Dans le Verger où sont les arbres de lumière,

La pulpe des fruits lourds pleure ses larmes d’or,

Et l’immense Bagdad s’alanguit et s’endort

Sous le ciel étouffant qui bleuit la rivière.
Il est deux heures. Les palais silencieux

Ont des repas au fond des grandes salles froides

Et Sindbad le marin, sous les tentures roides,

Passe l’alcarazas d’un air sentencieux.
Mangeant l’agneau rôti, puis les pâtes d’amandes,

Tous laissent fuir la vie en écoutant pleuvoir

Les seaux d’eau qu’au seuil blanc jette un esclave noir.

Les passants curieux lui posent des demandes.
C’est Sindbad le marin qui donne un grand repas !

C’est Sindbad, l’avisé marin dont l’opulence

Est renommée et que l’on écoute en silence.

Sa galère était belle et s’en allait là-bas !
Il sent bon, le camphre et les rares aômes.

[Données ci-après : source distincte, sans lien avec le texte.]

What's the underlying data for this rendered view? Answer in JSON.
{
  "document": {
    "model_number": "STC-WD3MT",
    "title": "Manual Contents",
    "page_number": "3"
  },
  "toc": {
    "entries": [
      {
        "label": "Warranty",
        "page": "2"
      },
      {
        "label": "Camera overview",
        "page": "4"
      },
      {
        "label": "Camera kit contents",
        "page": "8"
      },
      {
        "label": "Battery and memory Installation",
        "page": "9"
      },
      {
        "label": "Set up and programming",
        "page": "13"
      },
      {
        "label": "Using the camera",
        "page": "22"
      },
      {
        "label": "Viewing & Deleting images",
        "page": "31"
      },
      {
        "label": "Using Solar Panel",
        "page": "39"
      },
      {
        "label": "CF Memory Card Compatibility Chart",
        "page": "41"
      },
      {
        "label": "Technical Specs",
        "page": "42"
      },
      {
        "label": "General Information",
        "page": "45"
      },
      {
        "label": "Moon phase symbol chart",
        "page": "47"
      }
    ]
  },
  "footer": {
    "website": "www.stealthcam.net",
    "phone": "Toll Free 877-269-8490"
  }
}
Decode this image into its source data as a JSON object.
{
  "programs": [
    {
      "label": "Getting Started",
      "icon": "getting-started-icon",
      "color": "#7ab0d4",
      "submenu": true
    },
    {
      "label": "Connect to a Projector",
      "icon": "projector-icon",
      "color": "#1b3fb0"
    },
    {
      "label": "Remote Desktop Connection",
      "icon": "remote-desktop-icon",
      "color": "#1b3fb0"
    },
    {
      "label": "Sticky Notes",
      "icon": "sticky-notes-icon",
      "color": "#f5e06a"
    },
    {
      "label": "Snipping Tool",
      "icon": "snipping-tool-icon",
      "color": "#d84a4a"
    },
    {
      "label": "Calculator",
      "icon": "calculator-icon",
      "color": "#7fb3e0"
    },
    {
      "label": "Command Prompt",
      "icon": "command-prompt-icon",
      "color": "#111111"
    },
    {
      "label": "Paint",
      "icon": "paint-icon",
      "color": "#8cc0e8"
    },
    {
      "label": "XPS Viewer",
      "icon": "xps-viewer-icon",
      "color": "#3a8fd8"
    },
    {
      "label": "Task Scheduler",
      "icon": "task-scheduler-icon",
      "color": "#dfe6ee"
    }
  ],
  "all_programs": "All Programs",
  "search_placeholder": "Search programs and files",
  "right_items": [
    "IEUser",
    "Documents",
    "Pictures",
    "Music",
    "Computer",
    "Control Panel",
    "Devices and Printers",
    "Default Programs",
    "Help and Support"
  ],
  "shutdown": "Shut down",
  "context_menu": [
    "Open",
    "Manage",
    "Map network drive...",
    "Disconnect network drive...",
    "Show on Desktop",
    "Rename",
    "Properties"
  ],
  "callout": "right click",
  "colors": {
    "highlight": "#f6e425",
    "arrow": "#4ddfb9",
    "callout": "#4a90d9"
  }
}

Sa tête est parfumée et son nez aquilin

Tombe railleusement sur sa barbe de lin :

Il a la connaissance et le savoir des hommes.
Il parle, et le soleil oblique sur Bagdad

Jette une braise immense où s’endorment les palmes,

Et les convives, tous judicieux et calmes,

Écoutent gravement ce que leur dit Sindbad.